Figure 1. TEM images of (A) MNP. FESEM images of (B) MNP. The scale bars represent 200 nm and the scale bars of insets are 50 nm. (C) Magnetic hysteresis curves of MNP. (D) DLS curves of MNP, MNP-ART, MNP-DHA, and MNP-AS in PBS (pH 7.4). (E) FT-IR spectra of MNP, MNP-ART, MNP-DHA, and MNP-AS. (F) Cumulative drug release from MNP-ART, MNP-DHA, and MNP-AS in PBS (pH 7.4).

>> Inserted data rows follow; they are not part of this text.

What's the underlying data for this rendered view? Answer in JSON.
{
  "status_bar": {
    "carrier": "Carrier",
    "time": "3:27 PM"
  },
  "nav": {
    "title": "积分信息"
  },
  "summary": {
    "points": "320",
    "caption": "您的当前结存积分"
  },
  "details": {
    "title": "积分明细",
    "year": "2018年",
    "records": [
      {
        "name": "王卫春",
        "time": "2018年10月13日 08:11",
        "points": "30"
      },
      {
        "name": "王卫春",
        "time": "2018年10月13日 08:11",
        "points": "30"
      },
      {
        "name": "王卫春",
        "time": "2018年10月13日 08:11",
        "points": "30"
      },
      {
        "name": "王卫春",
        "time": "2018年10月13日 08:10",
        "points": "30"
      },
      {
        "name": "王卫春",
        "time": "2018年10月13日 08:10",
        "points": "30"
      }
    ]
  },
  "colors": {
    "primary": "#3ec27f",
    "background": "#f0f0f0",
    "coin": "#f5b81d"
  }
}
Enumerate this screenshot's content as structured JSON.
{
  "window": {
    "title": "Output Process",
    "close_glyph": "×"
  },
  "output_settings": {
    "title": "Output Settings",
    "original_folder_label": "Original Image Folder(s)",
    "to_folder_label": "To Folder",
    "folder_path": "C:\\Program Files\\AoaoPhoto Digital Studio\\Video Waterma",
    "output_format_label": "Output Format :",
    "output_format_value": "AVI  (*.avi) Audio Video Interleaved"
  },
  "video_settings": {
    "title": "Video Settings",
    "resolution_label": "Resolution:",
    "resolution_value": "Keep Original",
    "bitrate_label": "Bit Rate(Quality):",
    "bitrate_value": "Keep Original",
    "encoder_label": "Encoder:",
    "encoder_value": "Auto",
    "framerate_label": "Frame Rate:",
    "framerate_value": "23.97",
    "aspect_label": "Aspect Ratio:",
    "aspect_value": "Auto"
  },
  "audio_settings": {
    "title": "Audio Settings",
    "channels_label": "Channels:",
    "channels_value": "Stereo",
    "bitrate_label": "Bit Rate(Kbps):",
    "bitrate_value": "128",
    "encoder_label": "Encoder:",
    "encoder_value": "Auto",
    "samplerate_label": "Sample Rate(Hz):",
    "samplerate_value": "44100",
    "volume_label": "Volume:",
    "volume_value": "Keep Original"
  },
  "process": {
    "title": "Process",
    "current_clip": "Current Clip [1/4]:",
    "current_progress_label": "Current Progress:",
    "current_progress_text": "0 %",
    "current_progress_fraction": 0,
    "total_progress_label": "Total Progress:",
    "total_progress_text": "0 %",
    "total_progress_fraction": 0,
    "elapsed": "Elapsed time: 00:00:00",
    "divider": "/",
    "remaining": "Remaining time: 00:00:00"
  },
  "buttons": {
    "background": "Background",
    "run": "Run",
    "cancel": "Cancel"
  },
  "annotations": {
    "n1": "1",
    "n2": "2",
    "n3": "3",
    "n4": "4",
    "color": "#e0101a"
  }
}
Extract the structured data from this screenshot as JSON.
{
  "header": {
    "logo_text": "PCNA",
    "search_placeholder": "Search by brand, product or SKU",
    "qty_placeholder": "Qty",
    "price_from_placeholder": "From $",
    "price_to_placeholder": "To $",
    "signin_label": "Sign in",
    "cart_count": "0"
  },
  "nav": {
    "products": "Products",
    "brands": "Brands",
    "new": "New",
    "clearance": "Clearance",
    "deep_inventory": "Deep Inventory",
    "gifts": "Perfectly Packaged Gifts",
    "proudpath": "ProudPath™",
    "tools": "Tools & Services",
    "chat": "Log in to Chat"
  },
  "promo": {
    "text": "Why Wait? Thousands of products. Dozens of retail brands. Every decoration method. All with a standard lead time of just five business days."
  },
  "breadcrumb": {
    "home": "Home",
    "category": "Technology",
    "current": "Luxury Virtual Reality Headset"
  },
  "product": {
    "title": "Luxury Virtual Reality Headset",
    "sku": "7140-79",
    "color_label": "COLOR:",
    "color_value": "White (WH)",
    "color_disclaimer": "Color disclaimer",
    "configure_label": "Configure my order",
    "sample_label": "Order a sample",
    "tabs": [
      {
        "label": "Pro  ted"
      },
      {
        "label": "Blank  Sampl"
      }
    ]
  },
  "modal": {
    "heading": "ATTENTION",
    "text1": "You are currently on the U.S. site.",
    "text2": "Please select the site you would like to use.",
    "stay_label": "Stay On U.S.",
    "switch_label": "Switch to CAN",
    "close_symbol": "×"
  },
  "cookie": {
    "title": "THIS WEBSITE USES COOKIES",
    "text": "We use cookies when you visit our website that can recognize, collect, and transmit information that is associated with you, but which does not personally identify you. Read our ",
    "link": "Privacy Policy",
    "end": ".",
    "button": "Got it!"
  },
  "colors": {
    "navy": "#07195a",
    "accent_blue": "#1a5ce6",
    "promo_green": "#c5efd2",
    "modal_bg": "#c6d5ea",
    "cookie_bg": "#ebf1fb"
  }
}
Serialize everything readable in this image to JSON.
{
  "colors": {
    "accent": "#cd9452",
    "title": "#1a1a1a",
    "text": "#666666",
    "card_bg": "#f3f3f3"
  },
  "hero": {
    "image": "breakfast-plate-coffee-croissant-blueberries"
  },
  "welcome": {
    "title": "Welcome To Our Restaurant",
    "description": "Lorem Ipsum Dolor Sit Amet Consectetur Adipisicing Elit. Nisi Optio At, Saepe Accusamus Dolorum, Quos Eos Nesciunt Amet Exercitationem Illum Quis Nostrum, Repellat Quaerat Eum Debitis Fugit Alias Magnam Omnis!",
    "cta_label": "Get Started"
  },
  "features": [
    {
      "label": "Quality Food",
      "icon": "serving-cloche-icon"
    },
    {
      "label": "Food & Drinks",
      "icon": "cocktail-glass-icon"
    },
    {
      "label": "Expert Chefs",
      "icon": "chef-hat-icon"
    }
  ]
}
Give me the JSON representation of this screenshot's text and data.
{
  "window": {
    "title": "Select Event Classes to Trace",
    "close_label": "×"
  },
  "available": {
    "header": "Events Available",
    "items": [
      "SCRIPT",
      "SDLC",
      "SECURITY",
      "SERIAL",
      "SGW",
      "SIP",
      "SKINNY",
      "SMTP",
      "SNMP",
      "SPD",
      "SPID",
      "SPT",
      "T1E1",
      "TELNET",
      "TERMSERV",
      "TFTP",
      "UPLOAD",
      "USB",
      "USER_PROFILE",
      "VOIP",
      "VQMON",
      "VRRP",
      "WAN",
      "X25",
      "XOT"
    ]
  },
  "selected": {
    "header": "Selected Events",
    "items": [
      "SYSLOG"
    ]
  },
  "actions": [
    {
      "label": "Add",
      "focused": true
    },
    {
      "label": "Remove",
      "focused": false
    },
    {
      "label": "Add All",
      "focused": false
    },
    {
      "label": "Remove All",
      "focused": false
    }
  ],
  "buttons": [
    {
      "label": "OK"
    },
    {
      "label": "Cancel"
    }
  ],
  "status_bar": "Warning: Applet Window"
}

As shown in Figure 1D and Supplementary Table S1, the hydrodynamic diameter (Dh) of MNP was 200 nm with a narrow PDI of 0.013. After loading drugs, including ART, DHA and AS, the average sizes of MNP-ART, MNP-DHA, and MNP-AS were 212, 204, and 204 nm, and the PDI were 0.065, 0.026, and 0.092, respectively, which implied that the load of drugs didn’t affect the stability of nanoparticles. Furthermore, the particle size, as shown by DLS, was larger than that shown by TEM and SEM, which was probably due to the interaction between nanoparticles and surrounding water molecules. The particle size of MNP in serum-containing culture medium increased slightly with time (Supplementary Figure S1), but didn’t change much, and all were below 250 nm within 5 days. The increase in particle size was due to the adsorption of proteins in the dispersion on MNP surface (Kim et al., 2003). The PDI values within 5 days were very small, all less than 0.12, indicating that the particle size distribution was even, and proteins were slightly adsorbed. Therefore, the MNP also had good stability in serum-containing culture medium.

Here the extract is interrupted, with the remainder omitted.